PRD-80: Unified Context Service

Version: 1.0 Status: Draft Priority: P0 Author: Gar Kavanagh + Claude Created: 2026-03-12 Updated: 2026-03-12 Dependencies: PRD-64 (Unified Action Discovery — COMPLETE), PRD-68 (Progressive Complexity Routing — COMPLETE), PRD-71 (Unified Skills — COMPLETE), PRD-76 (Agent Reporting — COMPLETE)


Executive Summary

Every time we fix a prompt, tool loading, or memory injection bug, we have to patch it in 3–5 different places. The chatbot builds prompts one way (smart_orchestrator.pypersonality.py). Agent task execution builds them another way (agent_factory.py_build_agent_system_prompt). Heartbeats copy-paste from the factory. Recipes have their own path. The orchestrator stages have yet another. This fragmentation has caused:

  • Chatbot missing platform actions — fixed in commit 4a8d7e3 but only because someone noticed Auto couldn't see platform_execute

  • Composio tools loaded differently per code path — factory built typed schemas, chatbot used generic composio_execute

  • Memory injected in different formats — chatbot via get_happy_system_prompt(memories=...), factory via string concatenation, heartbeat skipped entirely

  • Tool count explosion — factory sent 107 tools, chatbot sent 76, heartbeat sent all platform tools individually before the dispatcher fix

  • Daily logs, action summaries, personality all wired independently into each path with different bugs each time

This PRD introduces a single ContextService that every LLM-calling code path uses. One place to build prompts, load tools, inject memory, manage token budgets. Fix it once, fixed everywhere.

What We're Building

  1. modules/context/ package — new module containing the unified context service

  2. ContextService class — single entry point: build_context(agent, mode, messages) → ContextResult

  3. Composable prompt sections — identity, skills, platform actions, memory, tools, task context assembled declaratively

  4. Token budget manager — sections have priority weights; low-priority content gets trimmed first when approaching limits

  5. ContextResult dataclass — contains system_prompt, tools, tool_choice, messages, metadata ready for any LLM call

  6. Migration of all 9 code paths to use ContextService instead of building prompts/tools themselves

  7. Dead code cleanup — remove _build_agent_system_prompt, get_happy_system_prompt complexity, duplicated tool loading

What We're NOT Building

  • A prompt versioning UI (future PRD — admin prompt editing stays in system_prompts table)

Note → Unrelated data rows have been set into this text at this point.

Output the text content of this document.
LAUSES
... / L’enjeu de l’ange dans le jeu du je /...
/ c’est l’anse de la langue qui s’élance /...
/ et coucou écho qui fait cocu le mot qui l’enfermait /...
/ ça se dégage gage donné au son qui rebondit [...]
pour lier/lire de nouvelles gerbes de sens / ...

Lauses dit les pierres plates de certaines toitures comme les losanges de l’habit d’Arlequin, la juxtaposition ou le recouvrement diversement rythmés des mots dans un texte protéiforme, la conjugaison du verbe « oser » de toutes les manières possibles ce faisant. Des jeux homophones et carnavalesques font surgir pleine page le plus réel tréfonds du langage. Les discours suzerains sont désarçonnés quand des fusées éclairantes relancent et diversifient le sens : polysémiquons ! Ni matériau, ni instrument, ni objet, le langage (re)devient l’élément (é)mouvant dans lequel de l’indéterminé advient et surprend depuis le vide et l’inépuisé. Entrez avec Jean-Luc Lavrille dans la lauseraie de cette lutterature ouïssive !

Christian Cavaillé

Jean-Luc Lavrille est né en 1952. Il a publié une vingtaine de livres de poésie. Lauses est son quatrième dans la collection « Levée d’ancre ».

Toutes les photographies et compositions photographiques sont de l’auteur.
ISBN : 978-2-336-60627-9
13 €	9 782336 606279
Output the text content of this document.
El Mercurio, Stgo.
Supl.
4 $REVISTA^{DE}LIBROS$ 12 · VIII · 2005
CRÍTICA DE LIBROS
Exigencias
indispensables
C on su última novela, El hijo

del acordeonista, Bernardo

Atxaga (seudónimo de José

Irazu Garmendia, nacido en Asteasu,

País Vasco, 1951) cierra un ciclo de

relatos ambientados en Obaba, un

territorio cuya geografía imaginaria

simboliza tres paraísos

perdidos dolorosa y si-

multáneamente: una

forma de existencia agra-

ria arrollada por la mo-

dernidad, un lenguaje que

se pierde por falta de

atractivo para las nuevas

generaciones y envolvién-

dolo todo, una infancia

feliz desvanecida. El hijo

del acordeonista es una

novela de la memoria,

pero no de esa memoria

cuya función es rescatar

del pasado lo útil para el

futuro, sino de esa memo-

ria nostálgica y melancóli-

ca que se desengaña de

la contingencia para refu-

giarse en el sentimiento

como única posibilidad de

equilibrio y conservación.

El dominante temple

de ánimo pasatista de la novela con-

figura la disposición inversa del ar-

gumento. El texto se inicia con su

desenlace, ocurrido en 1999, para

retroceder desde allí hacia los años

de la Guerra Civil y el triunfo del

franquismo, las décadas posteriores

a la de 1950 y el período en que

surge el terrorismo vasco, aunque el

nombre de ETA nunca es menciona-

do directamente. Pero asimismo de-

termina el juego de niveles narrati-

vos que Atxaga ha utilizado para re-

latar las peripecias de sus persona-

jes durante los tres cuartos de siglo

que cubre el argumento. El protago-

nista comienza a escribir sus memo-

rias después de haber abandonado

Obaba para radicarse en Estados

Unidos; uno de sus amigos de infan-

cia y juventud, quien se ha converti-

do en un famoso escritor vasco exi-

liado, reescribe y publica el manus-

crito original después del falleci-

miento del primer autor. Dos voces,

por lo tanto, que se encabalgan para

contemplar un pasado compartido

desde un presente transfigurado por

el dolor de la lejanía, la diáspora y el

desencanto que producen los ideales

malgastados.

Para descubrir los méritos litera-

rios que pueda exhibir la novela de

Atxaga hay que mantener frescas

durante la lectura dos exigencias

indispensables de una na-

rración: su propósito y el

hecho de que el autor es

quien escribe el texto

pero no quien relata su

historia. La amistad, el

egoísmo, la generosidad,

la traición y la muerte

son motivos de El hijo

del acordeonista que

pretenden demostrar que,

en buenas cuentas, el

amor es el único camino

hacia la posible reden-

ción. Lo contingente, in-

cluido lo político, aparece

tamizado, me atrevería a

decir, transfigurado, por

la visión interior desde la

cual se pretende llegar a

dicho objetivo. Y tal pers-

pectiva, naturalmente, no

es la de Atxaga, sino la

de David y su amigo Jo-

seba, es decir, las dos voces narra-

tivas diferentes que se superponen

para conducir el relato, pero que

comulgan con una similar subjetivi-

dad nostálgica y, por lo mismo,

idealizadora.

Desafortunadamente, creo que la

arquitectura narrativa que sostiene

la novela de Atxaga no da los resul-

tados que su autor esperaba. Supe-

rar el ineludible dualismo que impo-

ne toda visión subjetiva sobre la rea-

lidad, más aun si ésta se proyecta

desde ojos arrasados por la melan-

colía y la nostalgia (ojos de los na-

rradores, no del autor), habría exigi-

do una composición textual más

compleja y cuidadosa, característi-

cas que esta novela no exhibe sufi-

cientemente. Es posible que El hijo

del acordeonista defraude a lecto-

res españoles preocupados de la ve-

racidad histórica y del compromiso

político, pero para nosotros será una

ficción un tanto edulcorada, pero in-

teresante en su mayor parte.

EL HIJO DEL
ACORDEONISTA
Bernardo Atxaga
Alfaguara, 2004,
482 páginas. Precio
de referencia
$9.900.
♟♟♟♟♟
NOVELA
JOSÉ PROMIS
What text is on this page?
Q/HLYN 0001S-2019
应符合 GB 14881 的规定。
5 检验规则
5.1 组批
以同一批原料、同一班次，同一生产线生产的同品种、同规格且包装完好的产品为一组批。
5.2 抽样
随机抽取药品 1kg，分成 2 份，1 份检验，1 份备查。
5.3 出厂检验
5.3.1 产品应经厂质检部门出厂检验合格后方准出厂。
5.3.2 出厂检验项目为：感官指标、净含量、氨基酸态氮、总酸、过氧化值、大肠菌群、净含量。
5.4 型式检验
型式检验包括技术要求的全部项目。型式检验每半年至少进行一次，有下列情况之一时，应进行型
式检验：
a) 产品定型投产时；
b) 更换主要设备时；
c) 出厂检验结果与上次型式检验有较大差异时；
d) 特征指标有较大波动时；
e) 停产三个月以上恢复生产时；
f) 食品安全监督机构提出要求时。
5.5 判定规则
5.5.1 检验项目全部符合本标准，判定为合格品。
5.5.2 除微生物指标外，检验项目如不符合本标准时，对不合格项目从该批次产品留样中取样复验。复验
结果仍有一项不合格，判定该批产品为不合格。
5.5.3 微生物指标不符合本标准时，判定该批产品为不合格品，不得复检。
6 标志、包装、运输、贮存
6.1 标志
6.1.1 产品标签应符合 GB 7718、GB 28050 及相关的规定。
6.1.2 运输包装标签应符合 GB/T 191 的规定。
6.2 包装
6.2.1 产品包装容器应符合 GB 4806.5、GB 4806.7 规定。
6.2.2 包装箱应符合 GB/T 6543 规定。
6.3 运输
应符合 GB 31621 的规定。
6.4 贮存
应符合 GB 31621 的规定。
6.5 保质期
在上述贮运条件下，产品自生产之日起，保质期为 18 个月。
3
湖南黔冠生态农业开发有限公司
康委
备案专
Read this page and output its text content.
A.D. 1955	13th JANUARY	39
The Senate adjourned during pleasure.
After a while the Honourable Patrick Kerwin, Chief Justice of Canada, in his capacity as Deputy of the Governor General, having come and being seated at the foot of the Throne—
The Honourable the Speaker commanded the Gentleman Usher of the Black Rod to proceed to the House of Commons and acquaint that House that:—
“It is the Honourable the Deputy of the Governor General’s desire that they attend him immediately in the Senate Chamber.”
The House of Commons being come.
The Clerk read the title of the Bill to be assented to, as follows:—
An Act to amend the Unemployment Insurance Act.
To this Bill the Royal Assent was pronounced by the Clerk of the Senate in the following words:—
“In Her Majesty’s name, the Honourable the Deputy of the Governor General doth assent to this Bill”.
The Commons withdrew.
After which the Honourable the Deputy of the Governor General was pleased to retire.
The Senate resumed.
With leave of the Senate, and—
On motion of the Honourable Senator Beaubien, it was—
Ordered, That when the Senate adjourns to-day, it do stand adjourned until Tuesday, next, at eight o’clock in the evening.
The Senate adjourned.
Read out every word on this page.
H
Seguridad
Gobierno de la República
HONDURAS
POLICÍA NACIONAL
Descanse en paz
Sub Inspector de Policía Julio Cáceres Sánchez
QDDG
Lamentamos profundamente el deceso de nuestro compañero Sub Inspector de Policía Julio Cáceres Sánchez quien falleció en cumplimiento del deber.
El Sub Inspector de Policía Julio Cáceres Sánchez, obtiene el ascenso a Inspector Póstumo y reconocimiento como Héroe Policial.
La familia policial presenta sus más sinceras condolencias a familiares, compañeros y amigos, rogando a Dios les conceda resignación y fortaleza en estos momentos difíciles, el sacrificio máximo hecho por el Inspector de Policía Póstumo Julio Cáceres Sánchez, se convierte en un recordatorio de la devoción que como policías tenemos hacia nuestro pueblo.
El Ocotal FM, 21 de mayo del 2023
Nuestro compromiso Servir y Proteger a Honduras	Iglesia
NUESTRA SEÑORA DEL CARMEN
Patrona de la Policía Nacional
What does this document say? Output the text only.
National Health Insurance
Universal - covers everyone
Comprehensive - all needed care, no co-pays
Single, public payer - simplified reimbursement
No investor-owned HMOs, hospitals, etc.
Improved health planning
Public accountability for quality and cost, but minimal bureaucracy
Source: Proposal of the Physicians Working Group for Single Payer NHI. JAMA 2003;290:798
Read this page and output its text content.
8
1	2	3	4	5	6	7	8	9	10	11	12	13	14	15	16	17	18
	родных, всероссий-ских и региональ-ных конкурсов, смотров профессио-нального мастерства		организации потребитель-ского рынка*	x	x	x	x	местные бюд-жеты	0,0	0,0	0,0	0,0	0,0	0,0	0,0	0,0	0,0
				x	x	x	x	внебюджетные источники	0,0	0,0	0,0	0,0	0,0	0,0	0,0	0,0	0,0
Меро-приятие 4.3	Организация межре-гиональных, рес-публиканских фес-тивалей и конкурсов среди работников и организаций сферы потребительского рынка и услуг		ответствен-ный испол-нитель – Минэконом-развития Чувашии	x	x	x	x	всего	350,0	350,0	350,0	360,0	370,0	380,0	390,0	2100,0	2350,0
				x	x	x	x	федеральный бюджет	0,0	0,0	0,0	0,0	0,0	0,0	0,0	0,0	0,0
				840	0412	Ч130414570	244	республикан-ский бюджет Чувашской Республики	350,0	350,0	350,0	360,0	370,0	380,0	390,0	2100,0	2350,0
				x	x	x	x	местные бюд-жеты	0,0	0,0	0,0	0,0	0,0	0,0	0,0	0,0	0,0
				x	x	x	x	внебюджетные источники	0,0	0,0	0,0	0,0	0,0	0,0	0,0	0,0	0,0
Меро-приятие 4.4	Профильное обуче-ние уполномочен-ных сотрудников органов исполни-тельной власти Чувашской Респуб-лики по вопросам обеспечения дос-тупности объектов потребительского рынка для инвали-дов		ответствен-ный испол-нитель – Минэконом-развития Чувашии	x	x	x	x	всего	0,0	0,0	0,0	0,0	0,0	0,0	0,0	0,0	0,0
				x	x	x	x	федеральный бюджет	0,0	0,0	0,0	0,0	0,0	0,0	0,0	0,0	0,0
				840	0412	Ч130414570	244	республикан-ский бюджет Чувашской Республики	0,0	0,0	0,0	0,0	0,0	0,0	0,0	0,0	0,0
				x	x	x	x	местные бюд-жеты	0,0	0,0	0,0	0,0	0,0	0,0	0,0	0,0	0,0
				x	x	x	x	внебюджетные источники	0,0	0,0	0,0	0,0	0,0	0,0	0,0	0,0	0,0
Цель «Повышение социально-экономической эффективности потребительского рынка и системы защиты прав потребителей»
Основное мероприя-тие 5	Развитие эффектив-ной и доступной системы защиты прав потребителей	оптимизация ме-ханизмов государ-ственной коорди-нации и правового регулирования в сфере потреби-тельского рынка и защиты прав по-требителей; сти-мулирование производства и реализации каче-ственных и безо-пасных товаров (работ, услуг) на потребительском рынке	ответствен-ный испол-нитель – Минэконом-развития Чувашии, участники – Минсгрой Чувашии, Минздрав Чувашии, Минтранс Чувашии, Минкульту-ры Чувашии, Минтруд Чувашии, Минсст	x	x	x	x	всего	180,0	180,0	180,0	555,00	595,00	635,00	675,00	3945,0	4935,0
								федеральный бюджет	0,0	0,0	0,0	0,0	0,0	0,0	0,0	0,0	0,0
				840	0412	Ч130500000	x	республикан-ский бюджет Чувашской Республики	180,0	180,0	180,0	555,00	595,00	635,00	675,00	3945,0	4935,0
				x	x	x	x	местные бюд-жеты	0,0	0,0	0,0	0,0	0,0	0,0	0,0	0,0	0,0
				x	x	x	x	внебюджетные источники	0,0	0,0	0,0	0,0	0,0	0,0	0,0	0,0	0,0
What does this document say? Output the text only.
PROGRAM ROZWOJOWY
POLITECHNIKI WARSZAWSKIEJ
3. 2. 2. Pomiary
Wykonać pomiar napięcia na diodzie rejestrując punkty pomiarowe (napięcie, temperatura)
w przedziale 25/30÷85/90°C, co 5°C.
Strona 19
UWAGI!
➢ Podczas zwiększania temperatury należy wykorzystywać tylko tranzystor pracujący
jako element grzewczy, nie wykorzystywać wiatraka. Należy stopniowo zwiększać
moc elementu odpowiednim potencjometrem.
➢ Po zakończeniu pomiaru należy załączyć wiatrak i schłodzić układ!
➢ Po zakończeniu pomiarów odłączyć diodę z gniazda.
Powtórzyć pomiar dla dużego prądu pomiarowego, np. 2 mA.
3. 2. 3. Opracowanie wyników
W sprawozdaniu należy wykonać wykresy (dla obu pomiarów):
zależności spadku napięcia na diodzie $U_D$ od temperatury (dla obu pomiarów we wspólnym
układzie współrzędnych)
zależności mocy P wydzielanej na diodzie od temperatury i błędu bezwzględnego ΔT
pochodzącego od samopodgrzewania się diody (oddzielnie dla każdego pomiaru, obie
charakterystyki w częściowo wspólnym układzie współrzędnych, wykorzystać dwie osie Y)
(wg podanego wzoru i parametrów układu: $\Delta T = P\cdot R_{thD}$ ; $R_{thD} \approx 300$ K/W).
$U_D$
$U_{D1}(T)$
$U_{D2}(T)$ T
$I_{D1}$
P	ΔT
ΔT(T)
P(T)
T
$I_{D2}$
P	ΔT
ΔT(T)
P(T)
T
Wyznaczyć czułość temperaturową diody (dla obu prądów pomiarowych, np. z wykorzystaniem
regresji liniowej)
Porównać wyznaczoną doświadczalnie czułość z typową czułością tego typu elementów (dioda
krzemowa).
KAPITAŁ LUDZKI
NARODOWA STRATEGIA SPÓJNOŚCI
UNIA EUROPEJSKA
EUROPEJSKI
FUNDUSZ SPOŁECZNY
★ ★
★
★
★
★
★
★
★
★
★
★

  • A/B testing framework for prompts (future)

  • LLM-specific prompt formatting (we target OpenAI chat format; provider adapters stay in llm_manager.py)

  • New memory system (Mem0 stays; we just standardize how memories are injected into context)


1. The Problem: 9 Fragmented Code Paths

Every path that calls an LLM independently builds its own prompt, loads its own tools, and injects its own context. Here's the current state:

#
Code Path
File
Builds Prompt
Loads Tools
Injects Memory
Injects Platform Actions

1

Chatbot (Auto)

consumers/chatbot/smart_orchestrator.py

get_happy_system_prompt()

smart_tool_router.route()

smart_memory.retrieve_memories()

build_prompt_summary() (added 2026-03-12)

2

Agent Task Execution

modules/agents/factory/agent_factory.py

_build_agent_system_prompt()

get_tools_for_agent()

String concatenation in prompt

build_prompt_summary()

3

Heartbeat Service

services/heartbeat_service.py

Inline f-string

to_dispatcher_schema() only

None

Inline summary

4

Recipe Executor

api/recipe_executor.py

Recipe-specific prompt + agent prompt

Inherits from factory

None

None

5

Execution Manager

modules/agents/execution/execution_manager.py

Delegates to factory

Delegates to factory

None

Via factory

6

Universal Router

core/routing/engine.py

Per-tier prompts

Per-tier tool selection

None

None

7

Orchestrator Stages

modules/orchestrator/stages/*.py

Per-stage prompts

None (LLM-only)

None

None

8

Board Task Chat

Via chatbot path

Via chatbot

Via chatbot

Via chatbot

Via chatbot

9

NL2SQL

modules/nl2sql/service.py

Schema-specific prompt

None (text-only)

None

None

What Goes Wrong

  1. Feature added to one path, missing from others — platform action summary was added to factory + chatbot but not heartbeat or recipes until manually patched

  2. Memory format divergence — chatbot formats memories as bullet list via personality.py, factory dumps raw strings, heartbeat gets nothing

  3. Tool count inconsistency — factory sends get_tools_for_agent() (core + platform dispatcher + composio), chatbot sends smart_tool_router.route() (filtered subset), heartbeat sends only platform dispatcher

  4. Personality applied inconsistently — chatbot uses AutomatosPersonality with workspace settings, factory uses basic system prompt, heartbeat uses hardcoded text

  5. No token awareness — prompts grow unbounded; adding platform action summary + daily logs + memory + skill instructions can exceed model context with zero warnings


2. Architecture: The Unified Context Service

2.1 Design Principles (from Context Engineering)

Inspired by David Kamm & IBM's Context Engineeringarrow-up-right framework:

  1. Composable Sections — Context is built from independent sections (atoms → molecules → cells), each responsible for one concern. Sections can be included, excluded, or reordered without touching other sections.

  2. Token Budgets as First-Class Constraints — Every section declares its priority and max token allocation. The assembly pipeline respects a total budget and trims low-priority sections first.

  3. Declarative Mode-Based Assembly — Each "mode" (chatbot, task_execution, heartbeat, etc.) declares which sections it needs and in what order. No imperative if/else chains.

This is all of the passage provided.